Back to Arches National Park
October 31-November 1, 2016
Very grateful for surviving the tire mishap, we were back in Arches at about 4:40pm.
It was exhilirating wide open country and we were blessed with a fine day on which to view it. We had decided to make a quick tour of the main roads since it was now almost 7pm, with the plan to come back in the morning. At the very bottom of this view you can see the shadow of one of the rock formations to the west of us, so the shadows were already lengthening.
This area is known as Salt Valley. The next day we saw it in a wider view from a high ridge. The display describes it thus: "Beneath the valley floor in front of you lies a thick layer of salt. Formed by the evaporation of ancient oceans, the salt became thousands of feet deep. Over the next 290 million years, this salt was buried by sand, silt and other sediments. Under pressure, the less dense salt rose into a dome, partly dissolved, and then collapsed, creating Salt Valley."
Left: "Windblown and waterborne sediments buried the salt. The weight of the overlying sediment forced the salt to flow, like a glacier, along its rock bed. Where the salt encountered a fault, it bulged upward, forming a salt dome." Middle: "Unable to bend, the overlying rock cracked. The cracks allowed water to seep into the salt, dissolving the upper layers. No longer supported, the overlying rock collapsed, creating Salt Valley. Right: "Rocks along the edge of the valley stretched and cracked in long lines, parallel to the length of the valley. The free-standing fins you see across the valley formed as erosion enlarged the parallel cracks. The process of erosion continues to sculpt a scenic backdrop for Salt Valley."

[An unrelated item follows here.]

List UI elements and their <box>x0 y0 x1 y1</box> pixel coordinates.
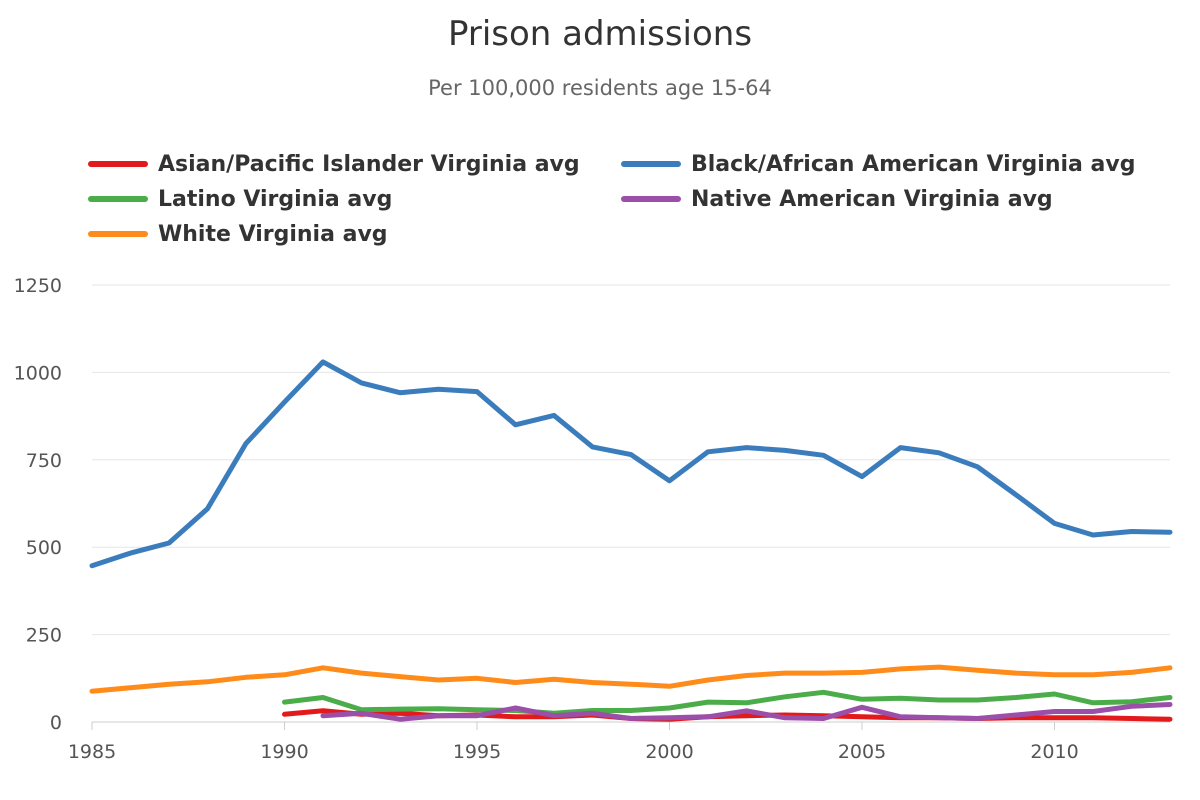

The view of the famous Delicate Arch from the lower viewpoint. We had driven past the main parking area were people take the 3 mile hike to get close to the arch. We went on some distance to this viewpoint where you get a more distant view of it and its surroundings.
I decided to take the trail to the upper viewpoint in this area. It was about a half mile and steep, but did give a clearer view of the arch. You can see the canyon that prevents you from going all the way to the arch from this approach. You can also see the tiny figures of those who hiked up the other trail for a close view.
We saw one last arch in the distance as the sky darkened toward sunset at about 8:20pm. It was interesting to see this much color in the eastern sky, almost a reflection of the color that was happening behind us in the western sky.